Dan gebeurt er iets buitengewoons. Het lijkt een gewone woensdag te worden, eentje waarop je zusje naar haar woensdagmiddagclub gaat en jij even met je vader meeloopt om haar weg te brengen. Maar het blijkt een bijzondere woensdagmiddag te zijn, want er is een nieuwe speeltuin in de buurt gekomen en die wordt vandaag feestelijk geopend. Door twee van je beste vrienden.

Alsof dat nog niet feestelijk genoeg is, staat er een popcornmachine, een suikerspinkarretje en zijn er twee hele paarden waarop je rondjes mag rijden. Dat wilde je altijd al zo graag, rondjes rijden op een paard. En je had het nog nooit gedaan.

Dan is het moeilijk kiezen wat leuker is, het paard of Ernie. Gelukkig hoef je niet te kiezen.

En alsof iedereen snapt dat jij wel wat extra’s kunt gebruiken, mag je niet een, niet twee, niet drie, maar zéven rondjes op het paard. Terwijl iedereen naar je kijkt en ziet hoe leuk jij bent.

Ja, soms gaan dingen anders dan je had verwacht. En als je na zeven rondjes en een zak popcorn thuiskomt, heb je weer genoeg om van jezelf uit te delen.

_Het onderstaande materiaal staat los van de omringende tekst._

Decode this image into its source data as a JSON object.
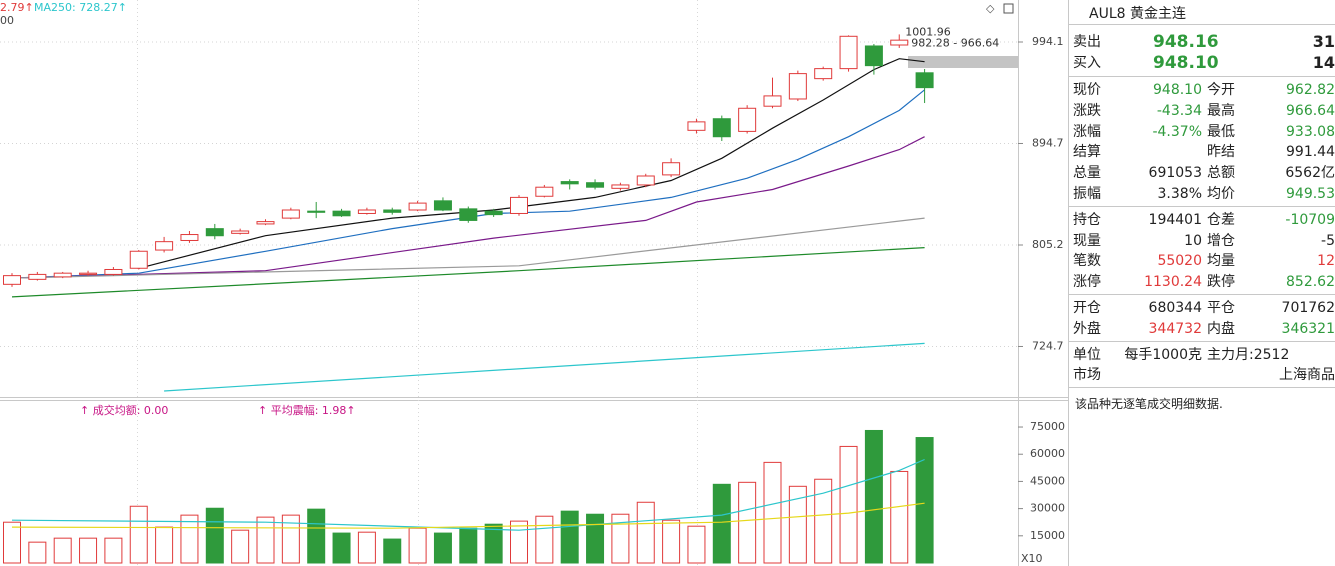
{
  "header": {
    "ma_left": "2.79↑",
    "ma250": "MA250: 728.27↑",
    "second_line": "00",
    "volume_avg": "↑ 成交均额: 0.00",
    "avg_amplitude": "↑ 平均震幅: 1.98↑"
  },
  "chart_data": [
    {
      "type": "candlestick",
      "yscale": "log",
      "ylim": [
        689.1,
        1038.4
      ],
      "yticks": [
        994.1,
        894.7,
        805.2,
        724.7
      ],
      "grid": true,
      "up_color": "#e03a3a",
      "down_color": "#2f9a3c",
      "open": [
        773,
        777,
        779,
        781,
        781,
        786,
        801,
        809,
        819,
        815,
        823,
        828,
        834,
        834,
        832,
        835,
        835,
        843,
        836,
        834,
        832,
        847,
        860,
        859,
        854,
        857,
        866,
        907,
        918,
        906,
        930,
        937,
        957,
        967,
        990,
        991,
        962.82
      ],
      "close": [
        780,
        781,
        782,
        782,
        785,
        800,
        808,
        814,
        813,
        817,
        825,
        835,
        833,
        830,
        835,
        833,
        841,
        835,
        826,
        831,
        846,
        855,
        858,
        855,
        857,
        865,
        877,
        915,
        901,
        928,
        940,
        962,
        967,
        1000,
        970,
        996,
        948.1
      ],
      "high": [
        782,
        783,
        783,
        784,
        787,
        801,
        812,
        817,
        823,
        819,
        827,
        837,
        842,
        836,
        837,
        837,
        843,
        846,
        838,
        836,
        848,
        857,
        862,
        862,
        859,
        867,
        881,
        918,
        921,
        931,
        958,
        965,
        969,
        1001,
        992,
        1001.96,
        966.64
      ],
      "low": [
        771,
        776,
        778,
        780,
        780,
        785,
        799,
        807,
        810,
        814,
        822,
        827,
        828,
        829,
        831,
        831,
        834,
        834,
        824,
        829,
        830,
        846,
        853,
        853,
        852,
        855,
        864,
        904,
        897,
        904,
        928,
        935,
        955,
        964,
        961,
        988,
        933.08
      ],
      "annotations": [
        "1001.96",
        "982.28 - 966.64"
      ],
      "lines": [
        {
          "color": "#111111",
          "x": [
            5,
            10,
            15,
            19,
            23,
            26,
            28,
            30,
            32,
            34,
            35,
            36
          ],
          "values": [
            786,
            813,
            828,
            835,
            846,
            861,
            881,
            909,
            936,
            966,
            977,
            974
          ]
        },
        {
          "color": "#1f6fc0",
          "x": [
            0,
            5,
            10,
            15,
            19,
            22,
            26,
            29,
            31,
            33,
            35,
            36
          ],
          "values": [
            778,
            782,
            800,
            819,
            832,
            834,
            846,
            863,
            880,
            901,
            926,
            946
          ]
        },
        {
          "color": "#7a1a8a",
          "x": [
            0,
            10,
            19,
            25,
            27,
            30,
            33,
            35,
            36
          ],
          "values": [
            778,
            784,
            811,
            826,
            842,
            853,
            874,
            889,
            901
          ]
        },
        {
          "color": "#9a9a9a",
          "x": [
            0,
            20,
            36
          ],
          "values": [
            778,
            788,
            828
          ]
        },
        {
          "color": "#1e8a2a",
          "x": [
            0,
            20,
            36
          ],
          "values": [
            763,
            784,
            803
          ]
        },
        {
          "color": "#2cc6cc",
          "x": [
            6,
            36
          ],
          "values": [
            692,
            727
          ]
        }
      ]
    },
    {
      "type": "bar",
      "ylim": [
        0,
        87700
      ],
      "yticks": [
        75000,
        60000,
        45000,
        30000,
        15000
      ],
      "scale_label": "X10",
      "values": [
        22500,
        11500,
        13700,
        13700,
        13700,
        31300,
        19800,
        26400,
        30200,
        18100,
        25300,
        26400,
        29700,
        16500,
        17000,
        13200,
        19200,
        16500,
        19200,
        21400,
        23100,
        25800,
        28600,
        26900,
        26900,
        33500,
        23600,
        20300,
        43400,
        44500,
        55500,
        42300,
        46200,
        64300,
        73100,
        50500,
        69200
      ],
      "lines": [
        {
          "color": "#2cc6cc",
          "x": [
            0,
            10,
            20,
            28,
            32,
            35,
            36
          ],
          "values": [
            23600,
            22500,
            18100,
            26400,
            38500,
            51100,
            57100
          ]
        },
        {
          "color": "#e6d81a",
          "x": [
            0,
            15,
            28,
            33,
            36
          ],
          "values": [
            19800,
            19200,
            22500,
            27500,
            33000
          ]
        }
      ]
    }
  ],
  "quote": {
    "title": "AUL8 黄金主连",
    "book": [
      {
        "label": "卖出",
        "price": "948.16",
        "qty": "31",
        "color": "#2f9a3c"
      },
      {
        "label": "买入",
        "price": "948.10",
        "qty": "14",
        "color": "#2f9a3c"
      }
    ],
    "sections": [
      [
        {
          "label": "现价",
          "value": "948.10",
          "color": "#2f9a3c",
          "label2": "今开",
          "value2": "962.82",
          "color2": "#2f9a3c"
        },
        {
          "label": "涨跌",
          "value": "-43.34",
          "color": "#2f9a3c",
          "label2": "最高",
          "value2": "966.64",
          "color2": "#2f9a3c"
        },
        {
          "label": "涨幅",
          "value": "-4.37%",
          "color": "#2f9a3c",
          "label2": "最低",
          "value2": "933.08",
          "color2": "#2f9a3c"
        },
        {
          "label": "结算",
          "label2": "昨结",
          "value2": "991.44",
          "color2": "#222222"
        },
        {
          "label": "总量",
          "value": "691053",
          "color": "#222222",
          "label2": "总额",
          "value2": "6562亿",
          "color2": "#222222"
        },
        {
          "label": "振幅",
          "value": "3.38%",
          "color": "#222222",
          "label2": "均价",
          "value2": "949.53",
          "color2": "#2f9a3c"
        }
      ],
      [
        {
          "label": "持仓",
          "value": "194401",
          "color": "#222222",
          "label2": "仓差",
          "value2": "-10709",
          "color2": "#2f9a3c"
        },
        {
          "label": "现量",
          "value": "10",
          "color": "#222222",
          "label2": "增仓",
          "value2": "-5",
          "color2": "#222222"
        },
        {
          "label": "笔数",
          "value": "55020",
          "color": "#e03a3a",
          "label2": "均量",
          "value2": "12",
          "color2": "#e03a3a"
        },
        {
          "label": "涨停",
          "value": "1130.24",
          "color": "#e03a3a",
          "label2": "跌停",
          "value2": "852.62",
          "color2": "#2f9a3c"
        }
      ],
      [
        {
          "label": "开仓",
          "value": "680344",
          "color": "#222222",
          "label2": "平仓",
          "value2": "701762",
          "color2": "#222222"
        },
        {
          "label": "外盘",
          "value": "344732",
          "color": "#e03a3a",
          "label2": "内盘",
          "value2": "346321",
          "color2": "#2f9a3c"
        }
      ],
      [
        {
          "label": "单位",
          "value": "每手1000克",
          "color": "#222222",
          "label2": "主力月:2512",
          "color2": "#222222"
        },
        {
          "label": "市场",
          "value2": "上海商品",
          "color2": "#222222"
        }
      ]
    ],
    "note": "该品种无逐笔成交明细数据."
  }
}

Met de lekkerste kussen van de wereld.

Zeven weken met Jakob (1)

7 augustus 2015

Sommige mensen hebben zeven jaar in Tibet nodig om een beetje inzicht op te doen, maar als je zeven weken een zevental bent, is dat ook een aardig moment voor reflectie.

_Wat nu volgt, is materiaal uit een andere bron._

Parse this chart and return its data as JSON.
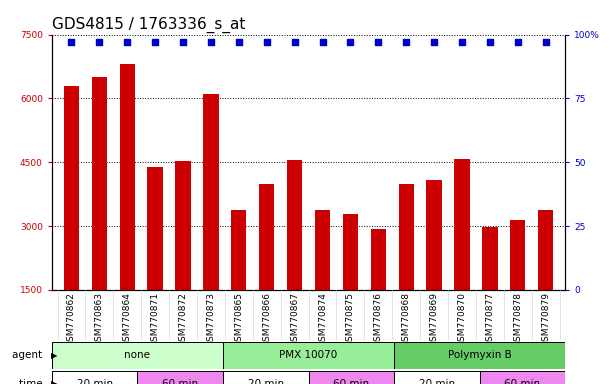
{
  "title": "GDS4815 / 1763336_s_at",
  "samples": [
    "GSM770862",
    "GSM770863",
    "GSM770864",
    "GSM770871",
    "GSM770872",
    "GSM770873",
    "GSM770865",
    "GSM770866",
    "GSM770867",
    "GSM770874",
    "GSM770875",
    "GSM770876",
    "GSM770868",
    "GSM770869",
    "GSM770870",
    "GSM770877",
    "GSM770878",
    "GSM770879"
  ],
  "counts": [
    6300,
    6500,
    6800,
    4380,
    4520,
    6100,
    3380,
    4000,
    4550,
    3380,
    3280,
    2920,
    4000,
    4080,
    4580,
    2980,
    3150,
    3380
  ],
  "percentile_ranks": [
    97,
    97,
    97,
    97,
    97,
    97,
    97,
    97,
    97,
    97,
    97,
    97,
    97,
    97,
    97,
    97,
    97,
    97
  ],
  "bar_color": "#cc0000",
  "dot_color": "#0000cc",
  "ylim_left": [
    1500,
    7500
  ],
  "ylim_right": [
    0,
    100
  ],
  "yticks_left": [
    1500,
    3000,
    4500,
    6000,
    7500
  ],
  "yticks_right": [
    0,
    25,
    50,
    75,
    100
  ],
  "agent_groups": [
    {
      "label": "none",
      "start": 0,
      "end": 6,
      "color": "#ccffcc"
    },
    {
      "label": "PMX 10070",
      "start": 6,
      "end": 12,
      "color": "#99ee99"
    },
    {
      "label": "Polymyxin B",
      "start": 12,
      "end": 18,
      "color": "#66cc66"
    }
  ],
  "time_groups": [
    {
      "label": "20 min",
      "start": 0,
      "end": 3,
      "color": "#ffffff"
    },
    {
      "label": "60 min",
      "start": 3,
      "end": 6,
      "color": "#ee88ee"
    },
    {
      "label": "20 min",
      "start": 6,
      "end": 9,
      "color": "#ffffff"
    },
    {
      "label": "60 min",
      "start": 9,
      "end": 12,
      "color": "#ee88ee"
    },
    {
      "label": "20 min",
      "start": 12,
      "end": 15,
      "color": "#ffffff"
    },
    {
      "label": "60 min",
      "start": 15,
      "end": 18,
      "color": "#ee88ee"
    }
  ],
  "legend_count_color": "#cc0000",
  "legend_pct_color": "#0000cc",
  "background_color": "#ffffff",
  "title_fontsize": 11,
  "tick_fontsize": 6.5,
  "label_fontsize": 7.5,
  "bar_width": 0.55
}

Want hoe gaan die dingen? Eerst is iedereen nog zwaar onder de indruk van je,

komen ze van heinde en verre,

of van heel dichtbij, als je nog maar een paar uur oud bent.

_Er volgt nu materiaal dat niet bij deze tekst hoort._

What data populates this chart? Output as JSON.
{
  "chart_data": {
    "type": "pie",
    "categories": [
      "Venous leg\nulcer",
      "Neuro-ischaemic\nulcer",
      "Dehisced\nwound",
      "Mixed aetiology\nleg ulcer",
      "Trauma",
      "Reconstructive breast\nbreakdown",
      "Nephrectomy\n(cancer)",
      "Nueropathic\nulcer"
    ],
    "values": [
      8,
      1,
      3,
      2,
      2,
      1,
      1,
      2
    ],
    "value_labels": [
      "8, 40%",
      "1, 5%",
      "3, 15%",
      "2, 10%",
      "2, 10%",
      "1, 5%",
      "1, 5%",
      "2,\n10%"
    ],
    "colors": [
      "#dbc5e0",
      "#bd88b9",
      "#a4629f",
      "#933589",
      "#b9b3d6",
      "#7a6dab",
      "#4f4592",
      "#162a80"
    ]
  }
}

Maar allengs raakt het nieuwtje eraf. Wordt er nonchalanter geposeerd.

Word je niet meer vastgehouden alsof je van mondgeblazen glas bent, maar schuiven ze je achteloos van arm naar arm. Vechten de mensen niet meer om je te mogen verschonen. Moet je concurreren met een potje mens-erger-je-niet of een geanimeerd gesprek.

Word je gebruikt als excuus om niet te hoeven afwassen (‘Hij slaapt net! Dan kan ik toch niet opstaan?’).

En tegelijkertijd blijf je oprechte aantrekkingskracht uitoefenen. Met je lieve vingertjes, je lijfje dat al kan hikken, niezen en geeuwen als een echt mens. Zijn we met stomheid geslagen om zo veel moois, waar we zomaar voor mogen zorgen. Je bent helemaal af en tegelijkertijd zie je eruit alsof je nog in de maak bent.

IMG_2188

Weinig dingen zijn zo heilzaam als een baby tegen je aan. Bij verdriet en boosheid, bij onrust en algehele katterigheid, bij aangedaan onrecht en bij het opnemen van leerstof. Een pasgeborene is de haarlemmerolie van het gezin.

Met als gevolg dat jij de eerst man bent die al in zijn eigen kraamweek gehuld is in een wolk van Axe.

Er zij licht

17 juli 2015

Ik heb een vriendin die kan schilderen met haar camera.

En weet je wat je krijgt als je haar in één kamer zet met de zoetste kinderen van het westelijk halfrond?

Bijna Rembrandt.

(Inclusief verborgen symboliek in de hoekjes.) Dankjewel, lieve Gerdine.

Jakob

10 juni 2015

Zo dobber je rond in een zachte zee, behaaglijk schommelend in gedempte geluiden. En zo lig je hulpeloos met uitgespreide armen en samengeknepen vuistjes aan de andere kant van het warme water.

Dan trek je alles uit de kast om vastgehouden en gerustgesteld te worden.

Je bent op je allerzachtst, maakt de liefste piepgeluidjes en ruikt op je aller-, allerlekkerst. Zodra je iets tegen je wang voelt, span je je met al je krachten in om je opengesperde mond zo ver mogelijk naar goede kant te krijgen. Want je weet dat er dan, ergens tussen die wang en het luchtledige, zoete melk en een warme buik liggen te wachten.

Als je dan gerustgesteld bent, durf je zelfs je ogen open te doen. Eventjes maar, om te kijken of het veilig is.

En dan zie je dat er zes mensen op je staan te wachten die voor je willen zorgen. Niet omdat jij zo je best hebt gedaan, maar omdat ze al van je hielden voordat ze je ooit gezien hadden.